Since February is the customary month of love, I want to focus on things each week that I love.
Notice that I said “things” and not “people.” Yes, I do love people, but rather than devoting each of my four columns to people I love, I will be taking a look at what MIT professor Sherry Turkle calls “evocative objects.” In one of my favorite books, edited by Turkle, EVOCATIVE OBJECTS: THE THINGS WE THINK WITH (2007), she observes that “We think with the objects we love; we love the objects we think with [because] evocative objects bring philosophy down to earth.” The argument can be made that the human world is nothing more than a collection of evocative objects, with each one reflecting the ideas of the person or persons who made it. In turn, we infuse these human-made objects with our own emotions and perspectives. The study of history, as I often tell my students, is a contemplation of evocative objects rather than the memorization of “facts and dates” lists.
This week’s evocative object is my new Yamaha Reface FM keyboard, which is my current “go-to” instrument when I want to play some music on the couch or in the bed (much easier than trying to do that with a grand piano!). The best evocative objects in my life have been keyboard instruments, and I agree with Tod Machover, who wrote the following passage in an essay in Turkle’s book about his love affair with his cello: “I play the cello to concentrate, to meditate, to relax. It remains for me the perfect gauge of complexity, of how much an individual human being can shape or master, follow or comprehend.” Substitute “keyboard” for “cello” in Machover’s passage and you have, in a nutshell, my perspective on why I love to play music on the various keyboards that have shaped my life.

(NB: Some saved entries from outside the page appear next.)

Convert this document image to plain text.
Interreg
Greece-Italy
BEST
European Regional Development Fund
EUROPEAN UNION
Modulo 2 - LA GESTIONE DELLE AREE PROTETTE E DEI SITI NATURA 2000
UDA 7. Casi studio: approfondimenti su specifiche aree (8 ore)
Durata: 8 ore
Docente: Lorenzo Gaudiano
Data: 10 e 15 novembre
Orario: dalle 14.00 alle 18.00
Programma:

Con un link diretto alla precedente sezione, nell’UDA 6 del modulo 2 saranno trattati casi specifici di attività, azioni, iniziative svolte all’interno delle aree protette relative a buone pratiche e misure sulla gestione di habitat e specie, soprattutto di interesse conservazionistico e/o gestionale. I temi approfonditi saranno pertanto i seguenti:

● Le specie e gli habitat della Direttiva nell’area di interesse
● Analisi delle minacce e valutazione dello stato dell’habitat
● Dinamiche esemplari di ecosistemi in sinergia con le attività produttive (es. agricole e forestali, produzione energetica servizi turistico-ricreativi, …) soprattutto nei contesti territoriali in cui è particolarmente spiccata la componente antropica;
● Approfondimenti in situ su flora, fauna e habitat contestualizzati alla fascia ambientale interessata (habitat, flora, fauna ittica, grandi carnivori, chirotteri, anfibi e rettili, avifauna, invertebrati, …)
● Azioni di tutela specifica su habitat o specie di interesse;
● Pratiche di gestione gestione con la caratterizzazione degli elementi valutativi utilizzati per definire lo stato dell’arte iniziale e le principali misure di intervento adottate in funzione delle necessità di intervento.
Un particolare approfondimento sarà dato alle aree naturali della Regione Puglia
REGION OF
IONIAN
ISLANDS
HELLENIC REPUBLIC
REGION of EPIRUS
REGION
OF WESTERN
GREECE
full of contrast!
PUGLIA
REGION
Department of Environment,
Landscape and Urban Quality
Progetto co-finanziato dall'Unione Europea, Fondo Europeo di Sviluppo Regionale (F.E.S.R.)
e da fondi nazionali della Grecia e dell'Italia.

My love affair with keyboards began in the 1960s when my parents rented a Hammond Organ in hopes that I would learn to play it. Music in the 1960s was greatly influenced by the sounds of the Hammond–which played prominent roles in songs like “Whiter Shade of Pale” (Procol Harum), “Green Onions” (Booker T and the MGs), “Gimme Some Lovin’” (Spencer Davis Group), anything and everything by Jimmy Smith, and “Green Eyed Lady” (Sugarloaf), which features a dazzling organ solo I have yet to figure out. Although my parents didn’t listen to the aforementioned songs, preferring instead the sleep-inducing tones produced by “Lawrence Welk Show” organist Jerry Burke, I learned to play the Hammond after giving up on the guitar, but not on my membership in The Ventures’ Fan Club.
It wasn’t too long before I began playing the organ for church, at weddings, funerals, and various get-togethers, including some rather embarrassing stints with local pop bands. In the 1980s, I was taken away for some time from the academic career I had planned when I became a keyboard department salesperson in a Knoxville music store. For several years I sold a wide array of pianos, organs, and keyboards, and witnessed the seismic shift to portable keyboards, digital pianos, and synthesizers that ushered in the 1980s. I continued that path by moving to Johnson City and working in keyboard sales until I resumed my academic career by becoming a faculty member at Northeast State Community College.
Keyboards have, in ways that I could have not foreseen when I first touched them, given shape to my life by providing meanings and perspectives I could have never acquired had I never learned to play them. In fact, I have often envisioned a movie called “Killer B” that would tell the story of post-World War II American though the eyes (and fingers) of a Hammond Organ player (the “B” in the title refers to the model B3 that catapulted The Hammond Organ Company to fame). Of course, I have diverted myself many times imagining what the soundtrack to such a movie would include. For starters, it would start by blasting Earl Grant’s “Swingin’ Gently” over the opening credits, then featuring end credits accompanied by Jon Lord’s incredible organ solo from Deep Purple’s rendition of “Hush.”
Although my plans for this movie will probably never materialize, I am happy to report that I am currently realizing my keyboard fantasies as keyboardist for my favorite rock and roll band, The PF Flyers, who would love to play for your next event. Be on the lookout for a profile article in the near future.
All this rambling brings me back to my neat little Yamaha Reface FM, an ultra portable synthesizer that fits comfortably in my lap. I am seldom far from it and often noodle around on it while writing this column, watching TV, or listening to music (I like to figure out the chord progressions). And, no, I don’t own stock in Yamaha, although I sold their instruments for many years. Of the seven other keyboards I currently own, this is my evocative object of choice, along with GarageBand, that wonderful iPad app that can be connected to my Reface keyboard, transforming it into a recording studio and rhythm machine. What will they think of next? There is indeed an app for that.
Stay tuned for more of my favorite evocative objects as this month unfolds. In the meantime, I encourage you to make a list of your favorite evocative objects and all the things that have done to influence your life. I suggest you read Sherry Turkle’s book for some good ideas.